Пашич приехал на его похороны во Вранью, а оттуда заехал в Кральево, по общей просьбе нас, посланников. Он поражал своей бодростью и спокойствием. Глядя на него, можно было понять влияние, которое он оказывал на окружающих и Верховную команду, заражая их своей непоколебимой верой в торжество правого дела. Оставшись с ним наедине, я откровенно поставил ему вопрос, как смотрит он на опасное настроение и ропот в населении и на толки об отдельном мире. Пашич, не обинуясь, ответил мне, что если Сербию должна постигнуть участь Бельгии, то и в этом случае лучше все перетерпеть, но не сдаваться, чтобы потом воскреснуть. Лично его всего больше беспокоили колебания Англии относительно присылки войск в Салоники. Эти колебания и нерешительность были действительно роковым недугом не только англичан, но и вообще союзников во всем, что касалось балканских дел.
Как ни крепки были нервы Пашича, однако и он дрогнул. Два дня спустя после того, как он посетил нас, все правительство прибыло в Кральево, но на самый короткий срок, не считая возможным там долго задерживаться. Пашич как-то весь осунулся, похудел. Он все цеплялся за надежду, что союзники помогут отвоевать Скоплье и произойдет соединение с ними сербской армии. Критическое военное положение осложнилось еще угрозой острого продовольственного кризиса. Все хлебные запасы были сосредоточены в местностях или уже занятых, или непосредственно угрожаемых неприятелем. В Кральеве был мягкий умеренный климат, и все же осенняя погода и ненастье давали себя чувствовать. Вся страна превратилась в массу кочующих беженцев, которые не находили себе ни крова, ни пищи. Пашич просил союзников заготовить склады продовольствия как в Салониках, куда он не терял надежды, что прорвется армия, так и в Дураццо[209], если бы пришлось базироваться на Албанию.
Я получал самые скудные сведения о том, что полагают предпринять союзники. Редкие телеграммы из Петрограда не давали мне почти никаких данных. Мне говорили, что я должен поддерживать в сербах решимость бороться до конца, что союзники принимают «все меры к тому, чтобы возможно безотлагательно прийти на помощь Сербии», но в чем заключаются эти меры, было мне неизвестно и совершенно неясно.

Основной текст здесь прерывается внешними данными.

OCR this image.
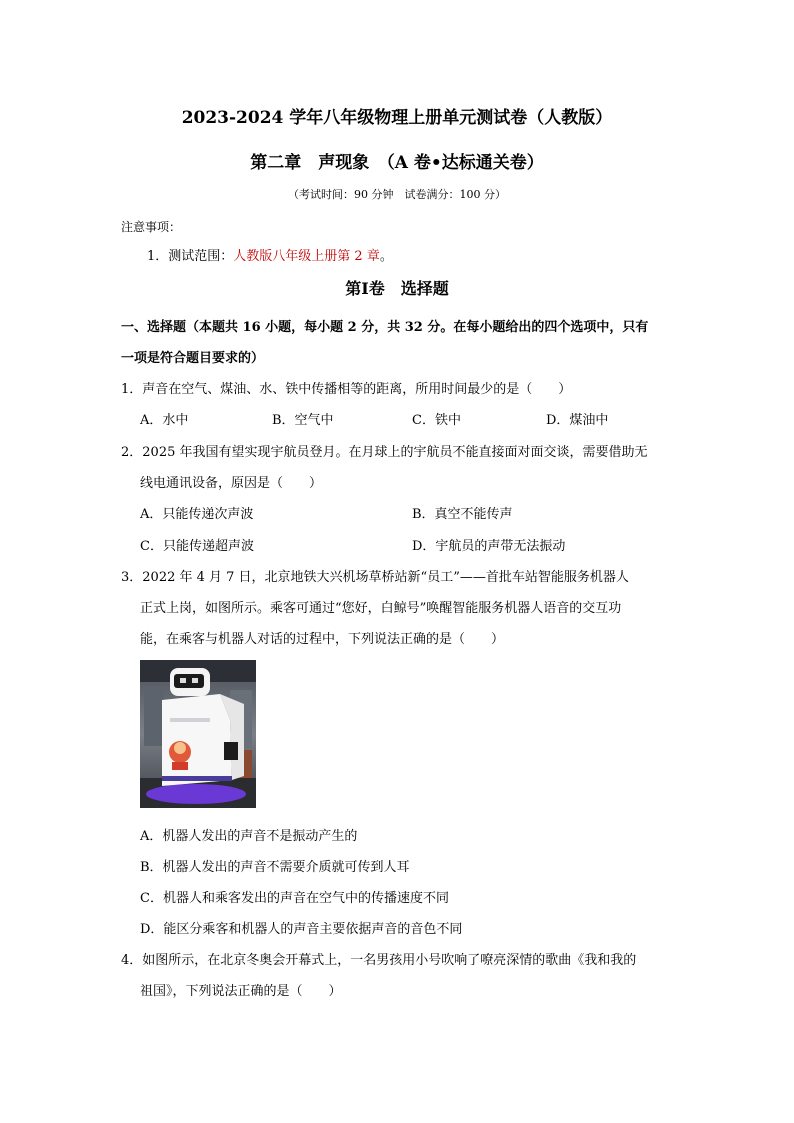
2023-2024 学年八年级物理上册单元测试卷（人教版）
第二章　声现象　（A 卷•达标通关卷）
（考试时间：90 分钟　试卷满分：100 分）
注意事项：
1．测试范围：人教版八年级上册第 2 章。
第Ⅰ卷　选择题
一、选择题（本题共 16 小题，每小题 2 分，共 32 分。在每小题给出的四个选项中，只有
一项是符合题目要求的）
1．声音在空气、煤油、水、铁中传播相等的距离，所用时间最少的是（　　）
A．水中	B．空气中	C．铁中	D．煤油中
2．2025 年我国有望实现宇航员登月。在月球上的宇航员不能直接面对面交谈，需要借助无
线电通讯设备，原因是（　　）
A．只能传递次声波	B．真空不能传声
C．只能传递超声波	D．宇航员的声带无法振动
3．2022 年 4 月 7 日，北京地铁大兴机场草桥站新“员工”——首批车站智能服务机器人
正式上岗，如图所示。乘客可通过“您好，白鲸号”唤醒智能服务机器人语音的交互功
能，在乘客与机器人对话的过程中，下列说法正确的是（　　）
A．机器人发出的声音不是振动产生的
B．机器人发出的声音不需要介质就可传到人耳
C．机器人和乘客发出的声音在空气中的传播速度不同
D．能区分乘客和机器人的声音主要依据声音的音色不同
4．如图所示，在北京冬奥会开幕式上，一名男孩用小号吹响了嘹亮深情的歌曲《我和我的
祖国》，下列说法正确的是（　　）
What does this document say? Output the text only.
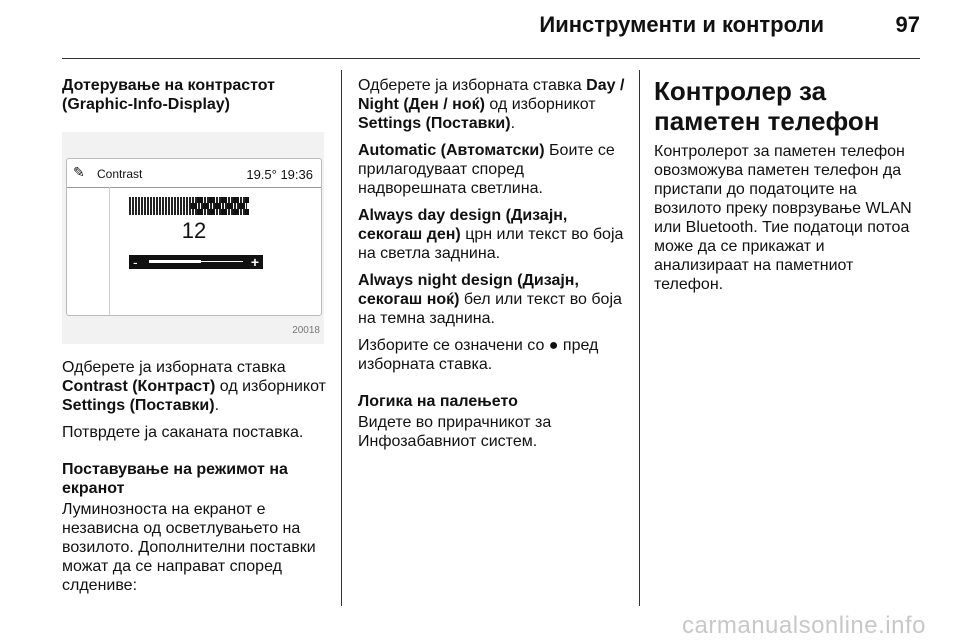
Иинструменти и контроли	97
Дотерување на контрастот (Graphic-Info-Display)
✎ Contrast	19.5° 19:36
12
-	+
20018

Одберете ја изборната ставка
Contrast (Контраст) од изборникот
Settings (Поставки).

Потврдете ја саканата поставка.

Поставување на режимот на екранот

Луминозноста на екранот е независна од осветлувањето на возилото. Дополнителни поставки можат да се направат според слдениве:

Одберете ја изборната ставка Day / Night (Ден / ноќ) од изборникот
Settings (Поставки).

Automatic (Автоматски) Боите се прилагодуваат според надворешната светлина.

Always day design (Дизајн, секогаш ден) црн или текст во боја на светла заднина.

Always night design (Дизајн, секогаш ноќ) бел или текст во боја на темна заднина.

Изборите се означени со ● пред изборната ставка.

Логика на палењето

Видете во прирачникот за Инфозабавниот систем.

Контролер за паметен телефон

Контролерот за паметен телефон овозможува паметен телефон да пристапи до податоците на возилото преку поврзување WLAN или Bluetooth. Тие податоци потоа може да се прикажат и анализираат на паметниот телефон.

carmanualsonline.info
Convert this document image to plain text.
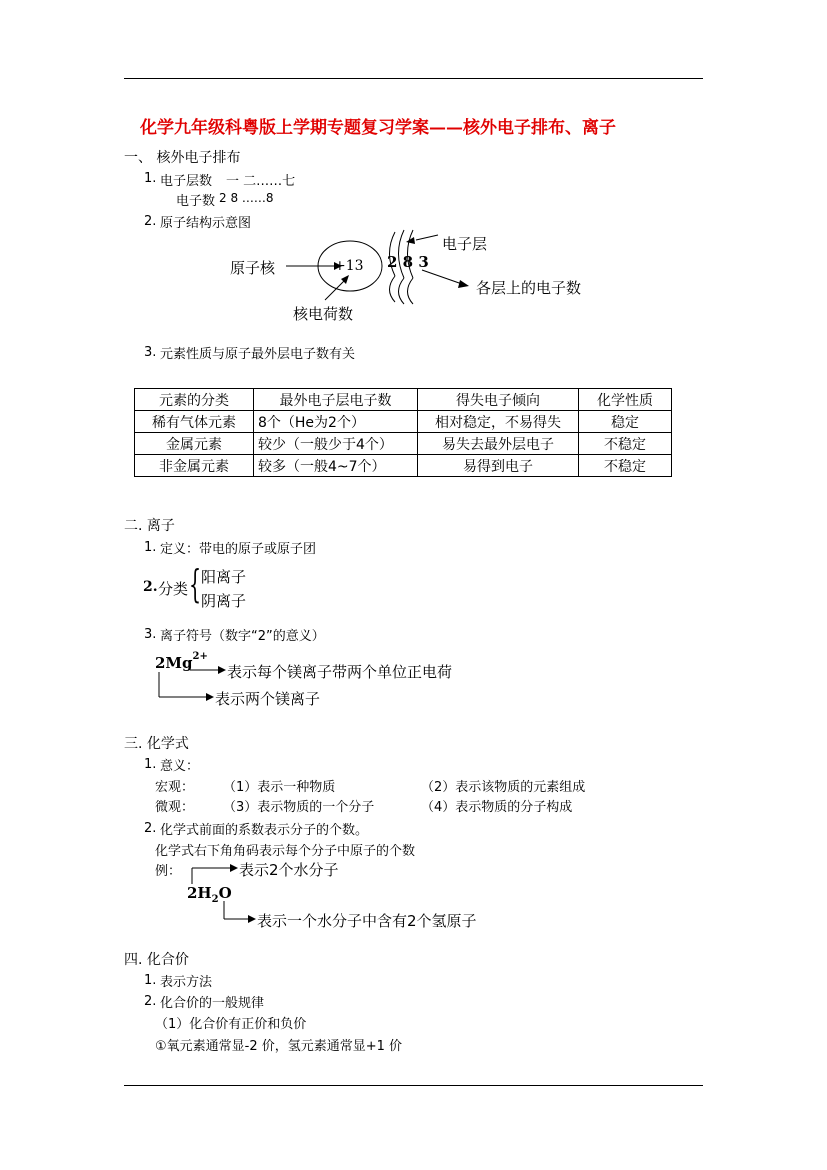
化学九年级科粤版上学期专题复习学案——核外电子排布、离子
一、 核外电子排布
1. 电子层数 一 二……七
电子数 2 8 ……8
2. 原子结构示意图
原子核	+13 2 8 3
电子层
各层上的电子数
核电荷数
3. 元素性质与原子最外层电子数有关
元素的分类	最外电子层电子数	得失电子倾向	化学性质
稀有气体元素	8个（He为2个）	相对稳定，不易得失	稳定
金属元素	较少（一般少于4个）	易失去最外层电子	不稳定
非金属元素	较多（一般4~7个）	易得到电子	不稳定
二. 离子
1. 定义：带电的原子或原子团
2. 分类 { 阳离子
阴离子
3. 离子符号（数字“2”的意义）
$2Mg^{2+}$
表示每个镁离子带两个单位正电荷
表示两个镁离子
三. 化学式
1. 意义：
宏观： （1）表示一种物质	（2）表示该物质的元素组成
微观： （3）表示物质的一个分子	（4）表示物质的分子构成
2. 化学式前面的系数表示分子的个数。
化学式右下角角码表示每个分子中原子的个数
例：
$2H_2O$
表示2个水分子
表示一个水分子中含有2个氢原子
四. 化合价
1. 表示方法
2. 化合价的一般规律
（1）化合价有正价和负价
①氧元素通常显-2 价，氢元素通常显+1 价
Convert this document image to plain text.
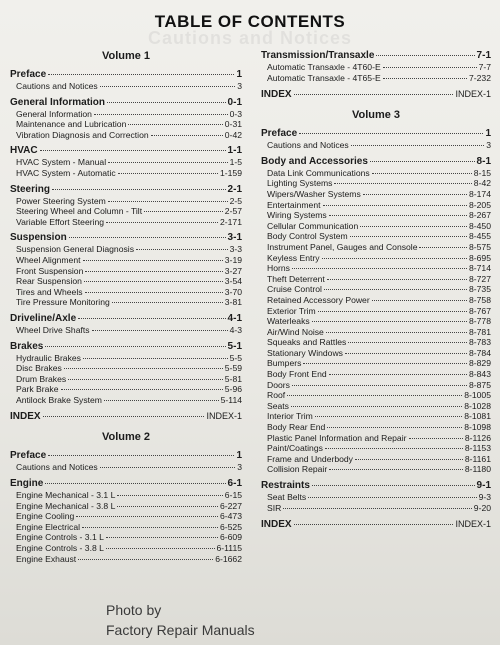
Cautions and Notices
TABLE OF CONTENTS
Volume 1
Preface	1
Cautions and Notices	3
General Information	0-1
General Information	0-3
Maintenance and Lubrication	0-31
Vibration Diagnosis and Correction	0-42
HVAC	1-1
HVAC System - Manual	1-5
HVAC System - Automatic	1-159
Steering	2-1
Power Steering System	2-5
Steering Wheel and Column - Tilt	2-57
Variable Effort Steering	2-171
Suspension	3-1
Suspension General Diagnosis	3-3
Wheel Alignment	3-19
Front Suspension	3-27
Rear Suspension	3-54
Tires and Wheels	3-70
Tire Pressure Monitoring	3-81
Driveline/Axle	4-1
Wheel Drive Shafts	4-3
Brakes	5-1
Hydraulic Brakes	5-5
Disc Brakes	5-59
Drum Brakes	5-81
Park Brake	5-96
Antilock Brake System	5-114
INDEX	INDEX-1
Volume 2
Preface	1
Cautions and Notices	3
Engine	6-1
Engine Mechanical - 3.1 L	6-15
Engine Mechanical - 3.8 L	6-227
Engine Cooling	6-473
Engine Electrical	6-525
Engine Controls - 3.1 L	6-609
Engine Controls - 3.8 L	6-1115
Engine Exhaust	6-1662
Transmission/Transaxle	7-1
Automatic Transaxle - 4T60-E	7-7
Automatic Transaxle - 4T65-E	7-232
INDEX	INDEX-1
Volume 3
Preface	1
Cautions and Notices	3
Body and Accessories	8-1
Data Link Communications	8-15
Lighting Systems	8-42
Wipers/Washer Systems	8-174
Entertainment	8-205
Wiring Systems	8-267
Cellular Communication	8-450
Body Control System	8-455
Instrument Panel, Gauges and Console	8-575
Keyless Entry	8-695
Horns	8-714
Theft Deterrent	8-727
Cruise Control	8-735
Retained Accessory Power	8-758
Exterior Trim	8-767
Waterleaks	8-778
Air/Wind Noise	8-781
Squeaks and Rattles	8-783
Stationary Windows	8-784
Bumpers	8-829
Body Front End	8-843
Doors	8-875
Roof	8-1005
Seats	8-1028
Interior Trim	8-1081
Body Rear End	8-1098
Plastic Panel Information and Repair	8-1126
Paint/Coatings	8-1153
Frame and Underbody	8-1161
Collision Repair	8-1180
Restraints	9-1
Seat Belts	9-3
SIR	9-20
INDEX	INDEX-1
Photo by
Factory Repair Manuals
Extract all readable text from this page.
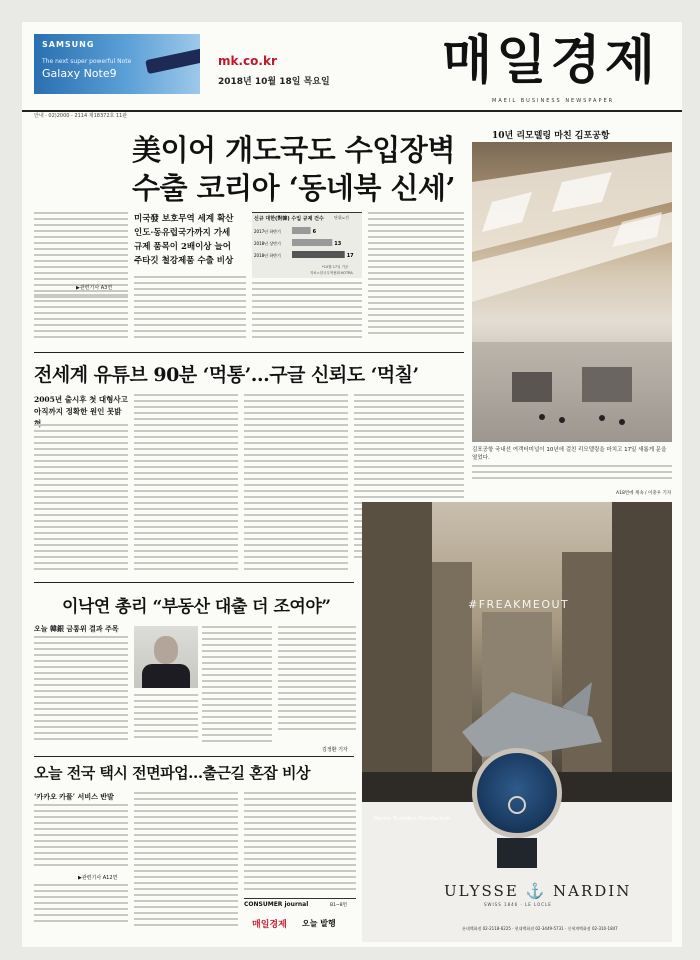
SAMSUNG
The next super powerful Note
Galaxy Note9
mk.co.kr
2018년 10월 18일 목요일 매일경제
MAEIL BUSINESS NEWSPAPER
안내 · 02)2000 - 2114 제18372호 11판
美이어 개도국도 수입장벽
수출 코리아 ‘동네북 신세’
▶관련기사 A3면
미국發 보호무역 세계 확산
인도·동유럽국가까지 가세
규제 품목이 2배이상 늘어
주타깃 철강제품 수출 비상
신규 대한(對韓) 수입 규제 건수	단위=건
2017년 하반기	6
2018년 상반기	13
2018년 하반기	17
*10월 17일 기준
자료=한국무역협회·KOTRA
10년 리모델링 마친 김포공항
전세계 유튜브 90분 ‘먹통’…구글 신뢰도 ‘먹칠’
2005년 출시후 첫 대형사고
아직까지 정확한 원인 못밝
김포공항 국내선 여객터미널이 10년에 걸친 리모델링을 마치고 17일 새롭게 문을 열었다.
A18면에 계속 / 이충우 기자
#FREAKMEOUT
Marine Tourbillon Manufacture
ULYSSE ⚓ NARDIN
SWISS 1846 · LE LOCLE
롯데백화점 02-2118-6225 · 현대백화점 02-3449-5731 · 신세계백화점 02-310-1847
이낙연 총리 “부동산 대출 더 조여야”
오늘 韓銀 금통위 결과 주목
김정환 기자
오늘 전국 택시 전면파업…출근길 혼잡 비상
‘카카오 카풀’ 서비스 반발
▶관련기사 A12면
CONSUMER journal	B1~8면
매일경제 오늘 발행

Наступали жуткие дни. В один из мглистых сырых вечеров небо вдруг зажглось каким-то зловещим заревом, которое осветило весь город. Я вышел на улицу посмотреть, в чем дело. Близ вокзала горели баки с бензином для автомобилей. Пожар произошел, по-видимому, вследствие поджога. Можно было подозревать, что виновниками был кто-нибудь из военнопленных, за которыми был самый слабый надзор. Я не говорю об австро-венгерских офицерах. Их было, помнится, свыше 600 человек. Когда наступила опасность, их отправили из Ниша в Дураццо, а оттуда – в Италию. Что касается пленных нижних чинов, то их направили на различные дороги, по пути отступления, дабы чинить их и по возможности приводить в порядок. Они обыкновенно находились под началом какого-нибудь старика-ополченца, «чичи». С каждым днем становилось труднее кормить их. Многие из них бежали к своим; те, которые оставались и направлялись в Албанию, умирали массами на пути от холода и лишений.